LOS ANGELES — Vice President JD Vance on Friday accused California Gov. Gavin Newsom and Los Angeles Mayor Karen Bass of encouraging violent immigration protests as he used his appearance in Los Angeles to rebut criticism from state and local officials that the Trump administration fueled the unrest by sending in federal officers.
Vance also referred to U.S. Sen. Alex Padilla, the state's first Latino senator, as ''Jose Padilla,'' a week after the Democrat was forcibly taken to the ground by officers and handcuffed after speaking out during a Los Angeles news conference by Homeland Security Secretary Kristi Noem on immigration raids.

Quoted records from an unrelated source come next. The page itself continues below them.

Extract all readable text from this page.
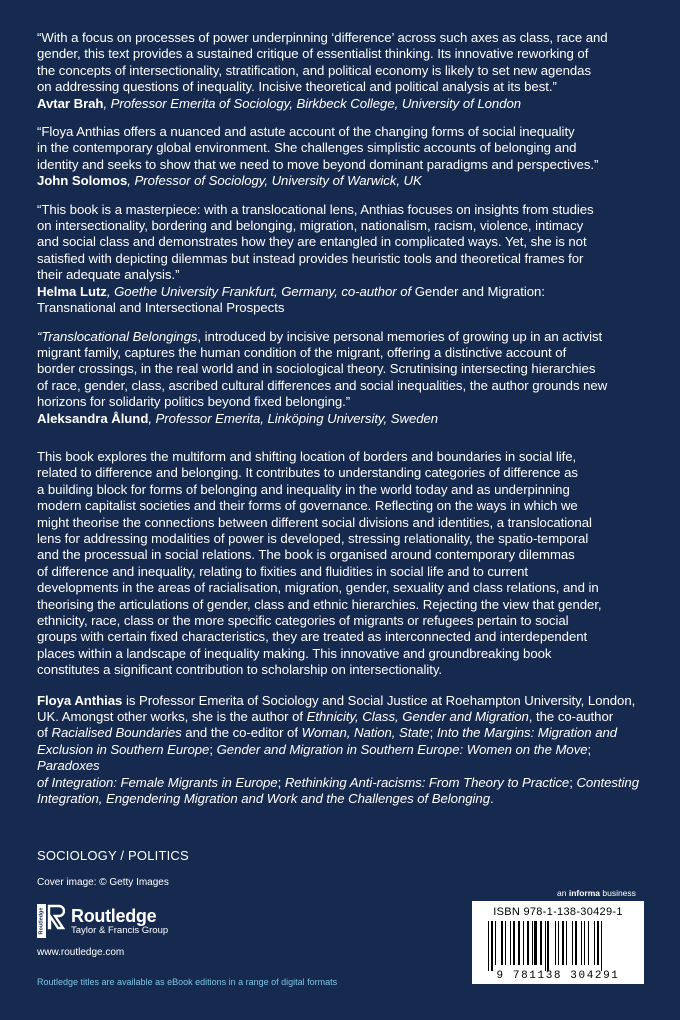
“With a focus on processes of power underpinning ‘difference’ across such axes as class, race and

gender, this text provides a sustained critique of essentialist thinking. Its innovative reworking of

the concepts of intersectionality, stratification, and political economy is likely to set new agendas

on addressing questions of inequality. Incisive theoretical and political analysis at its best.”

Avtar Brah, Professor Emerita of Sociology, Birkbeck College, University of London

“Floya Anthias offers a nuanced and astute account of the changing forms of social inequality

in the contemporary global environment. She challenges simplistic accounts of belonging and

identity and seeks to show that we need to move beyond dominant paradigms and perspectives.”

John Solomos, Professor of Sociology, University of Warwick, UK

“This book is a masterpiece: with a translocational lens, Anthias focuses on insights from studies

on intersectionality, bordering and belonging, migration, nationalism, racism, violence, intimacy

and social class and demonstrates how they are entangled in complicated ways. Yet, she is not

satisfied with depicting dilemmas but instead provides heuristic tools and theoretical frames for

their adequate analysis.”

Helma Lutz, Goethe University Frankfurt, Germany, co-author of Gender and Migration:

Transnational and Intersectional Prospects

“Translocational Belongings, introduced by incisive personal memories of growing up in an activist

migrant family, captures the human condition of the migrant, offering a distinctive account of

border crossings, in the real world and in sociological theory. Scrutinising intersecting hierarchies

of race, gender, class, ascribed cultural differences and social inequalities, the author grounds new

horizons for solidarity politics beyond fixed belonging.”

Aleksandra Ålund, Professor Emerita, Linköping University, Sweden

This book explores the multiform and shifting location of borders and boundaries in social life,
related to difference and belonging. It contributes to understanding categories of difference as
a building block for forms of belonging and inequality in the world today and as underpinning
modern capitalist societies and their forms of governance. Reflecting on the ways in which we
might theorise the connections between different social divisions and identities, a translocational
lens for addressing modalities of power is developed, stressing relationality, the spatio-temporal
and the processual in social relations. The book is organised around contemporary dilemmas
of difference and inequality, relating to fixities and fluidities in social life and to current
developments in the areas of racialisation, migration, gender, sexuality and class relations, and in
theorising the articulations of gender, class and ethnic hierarchies. Rejecting the view that gender,
ethnicity, race, class or the more specific categories of migrants or refugees pertain to social
groups with certain fixed characteristics, they are treated as interconnected and interdependent
places within a landscape of inequality making. This innovative and groundbreaking book
constitutes a significant contribution to scholarship on intersectionality.
Floya Anthias is Professor Emerita of Sociology and Social Justice at Roehampton University, London,
UK. Amongst other works, she is the author of Ethnicity, Class, Gender and Migration, the co-author
of Racialised Boundaries and the co-editor of Woman, Nation, State; Into the Margins: Migration and
Exclusion in Southern Europe; Gender and Migration in Southern Europe: Women on the Move; Paradoxes
of Integration: Female Migrants in Europe; Rethinking Anti-racisms: From Theory to Practice; Contesting
Integration, Engendering Migration and Work and the Challenges of Belonging.
SOCIOLOGY / POLITICS
Cover image: © Getty Images
Routledge Routledge
Taylor & Francis Group
www.routledge.com
Routledge titles are available as eBook editions in a range of digital formats
an informa business
ISBN 978-1-138-30429-1
9 781138 304291
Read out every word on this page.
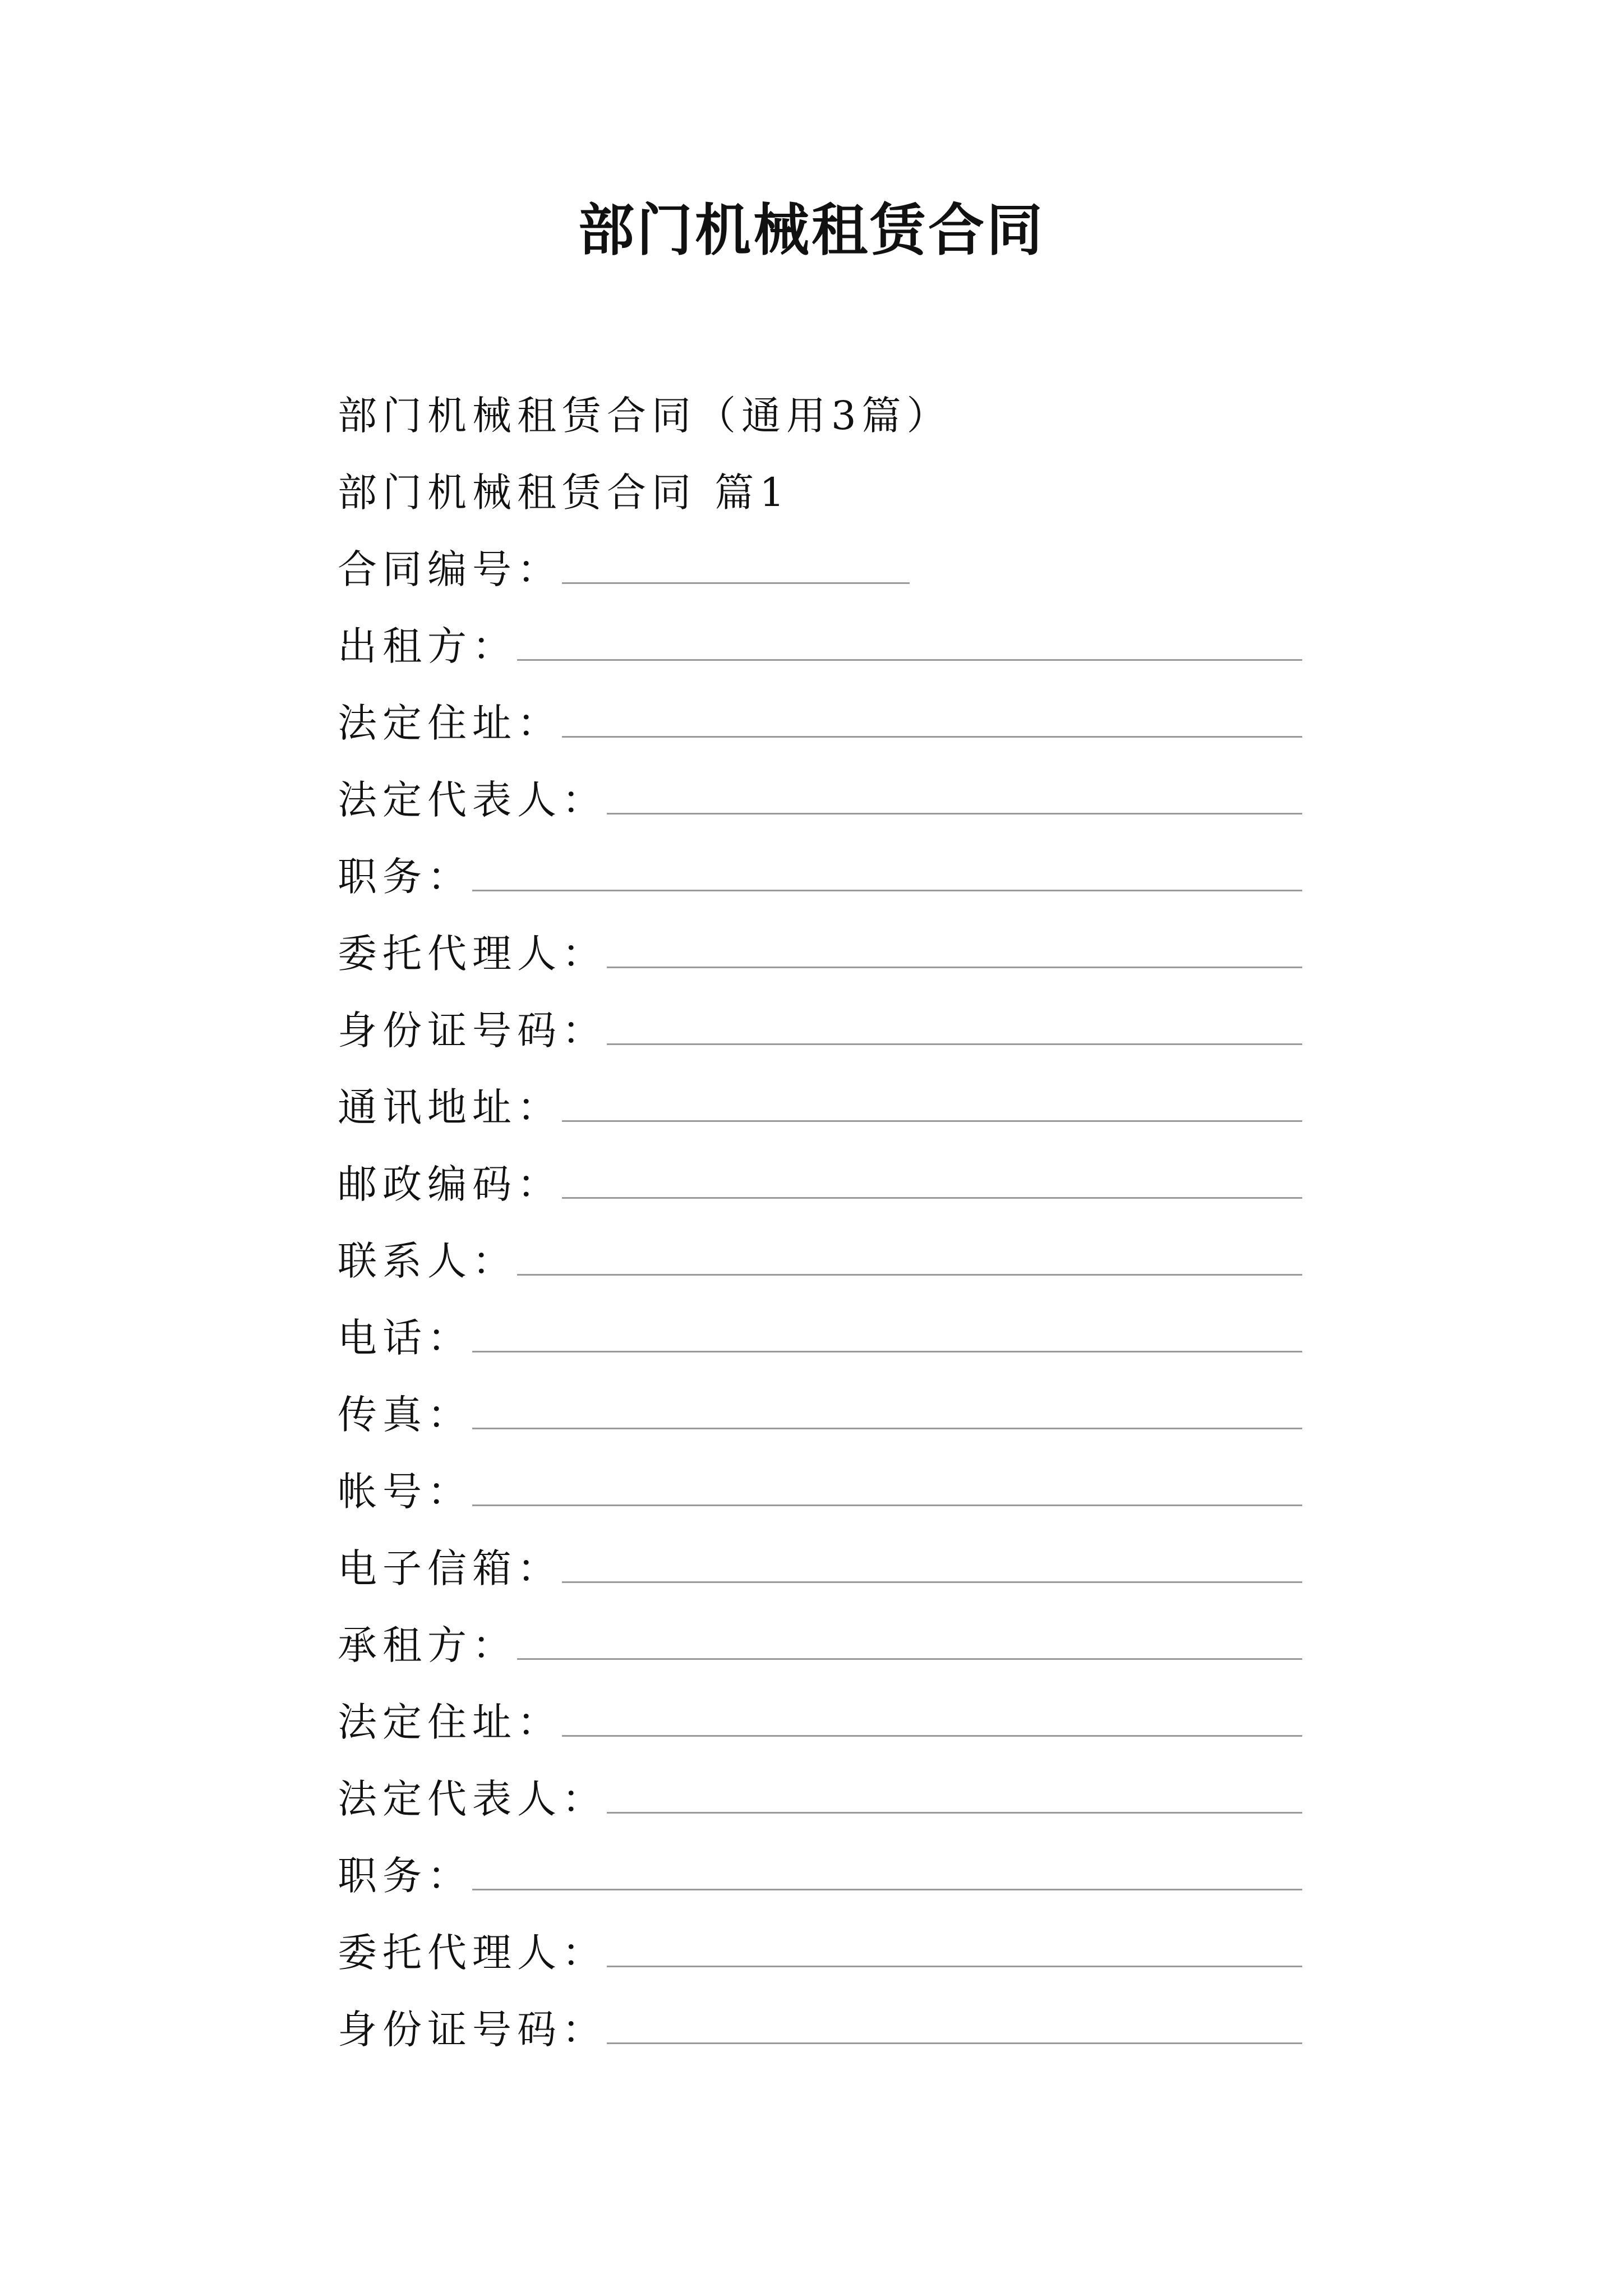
部门机械租赁合同
部门机械租赁合同（通用3篇）
部门机械租赁合同 篇1
合同编号：
出租方：
法定住址：
法定代表人：
职务：
委托代理人：
身份证号码：
通讯地址：
邮政编码：
联系人：
电话：
传真：
帐号：
电子信箱：
承租方：
法定住址：
法定代表人：
职务：
委托代理人：
身份证号码：
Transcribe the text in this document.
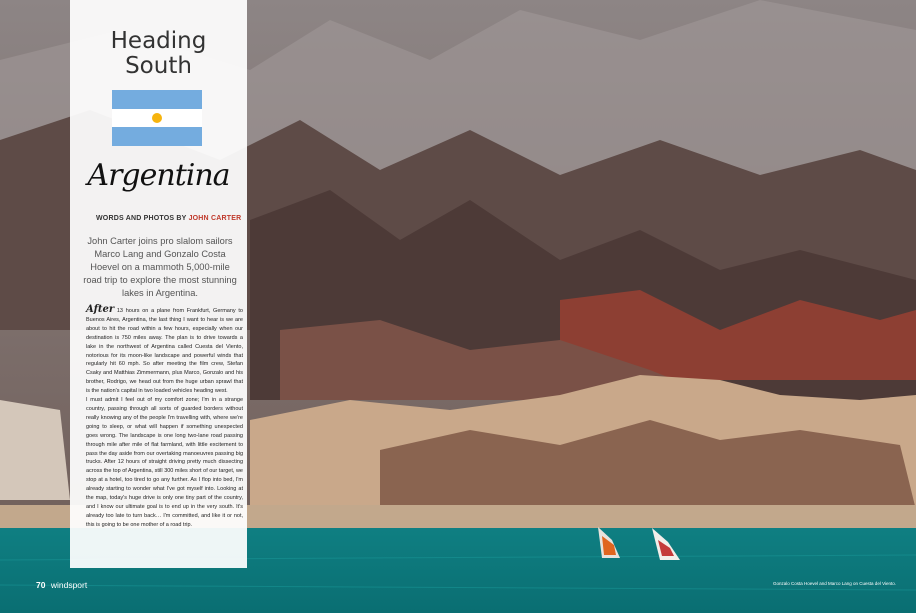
Heading
South
Argentina
WORDS AND PHOTOS BY JOHN CARTER
John Carter joins pro slalom sailors Marco Lang and Gonzalo Costa Hoevel on a mammoth 5,000-mile road trip to explore the most stunning lakes in Argentina.

After 13 hours on a plane from Frankfurt, Germany to Buenos Aires, Argentina, the last thing I want to hear is we are about to hit the road within a few hours, especially when our destination is 750 miles away. The plan is to drive towards a lake in the northwest of Argentina called Cuesta del Viento, notorious for its moon-like landscape and powerful winds that regularly hit 60 mph. So after meeting the film crew, Stefan Csaky and Matthias Zimmermann, plus Marco, Gonzalo and his brother, Rodrigo, we head out from the huge urban sprawl that is the nation's capital in two loaded vehicles heading west.

I must admit I feel out of my comfort zone; I'm in a strange country, passing through all sorts of guarded borders without really knowing any of the people I'm travelling with, where we're going to sleep, or what will happen if something unexpected goes wrong. The landscape is one long two-lane road passing through mile after mile of flat farmland, with little excitement to pass the day aside from our overtaking manoeuvres passing big trucks. After 12 hours of straight driving pretty much dissecting across the top of Argentina, still 300 miles short of our target, we stop at a hotel, too tired to go any further. As I flop into bed, I'm already starting to wonder what I've got myself into. Looking at the map, today's huge drive is only one tiny part of the country, and I know our ultimate goal is to end up in the very south. It's already too late to turn back… I'm committed, and like it or not, this is going to be one mother of a road trip.

70 windsport	Gonzalo Costa Hoevel and Marco Lang on Cuesta del Viento.
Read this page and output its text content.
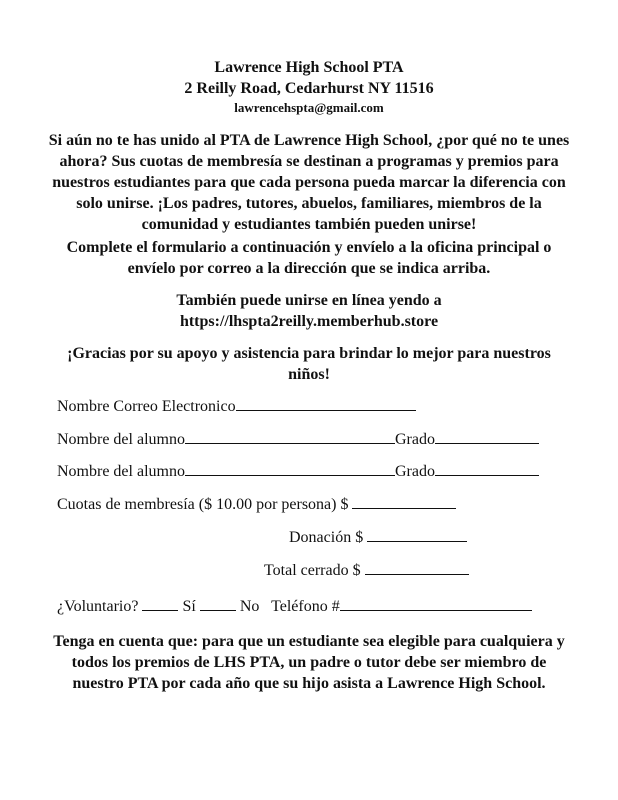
Lawrence High School PTA
2 Reilly Road, Cedarhurst NY 11516
lawrencehspta@gmail.com
Si aún no te has unido al PTA de Lawrence High School, ¿por qué no te unes ahora? Sus cuotas de membresía se destinan a programas y premios para nuestros estudiantes para que cada persona pueda marcar la diferencia con solo unirse. ¡Los padres, tutores, abuelos, familiares, miembros de la comunidad y estudiantes también pueden unirse!
Complete el formulario a continuación y envíelo a la oficina principal o envíelo por correo a la dirección que se indica arriba.
También puede unirse en línea yendo a
https://lhspta2reilly.memberhub.store
¡Gracias por su apoyo y asistencia para brindar lo mejor para nuestros niños!
Nombre Correo Electronico
Nombre del alumno	Grado
Nombre del alumno	Grado
Cuotas de membresía ($ 10.00 por persona) $
Donación $
Total cerrado $
¿Voluntario?	Sí	No Teléfono #
Tenga en cuenta que: para que un estudiante sea elegible para cualquiera y todos los premios de LHS PTA, un padre o tutor debe ser miembro de nuestro PTA por cada año que su hijo asista a Lawrence High School.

''I was hoping Jose Padilla would be here to ask a question,'' Vance said, in an apparent reference to the altercation at Noem's event. ''I guess he decided not to show up because there wasn't a theater. And that's all it is.''
''They want to be able to go back to their far-left groups and to say, ‘Look, me, I stood up against border enforcement. I stood up against Donald Trump,''' Vance added.
A spokesperson for Padilla, Tess Oswald, noted in a social media post that Padilla and Vance were formerly colleagues in the Senate and said that Vance should know better. ''He should be more focused on demilitarizing our city than taking cheap shots,'' Oswald said.
Vance's visit to Los Angeles to tour a multiagency Federal Joint Operations Center and a mobile command center came as demonstrations calmed down in the city and a curfew was lifted this week. That followed over a week of sometimes-violent clashes between protesters and police and outbreaks of vandalism and looting that followed immigration raids across Southern California.
Trump's dispatching of his top emissary to Los Angeles at a time of turmoil surrounding the Israel-Iran war and the U.S.'s future role in it signals the political importance Trump places on his hard-line immigration policies. Vance echoed the president's harsh rhetoric toward California Democrats as he sought to blame them for the protests in the city.
''Gavin Newsom and Karen Bass, by treating the city as a sanctuary city, have basically said that this is open season on federal law enforcement,'' Vance said after he toured federal immigration enforcement offices.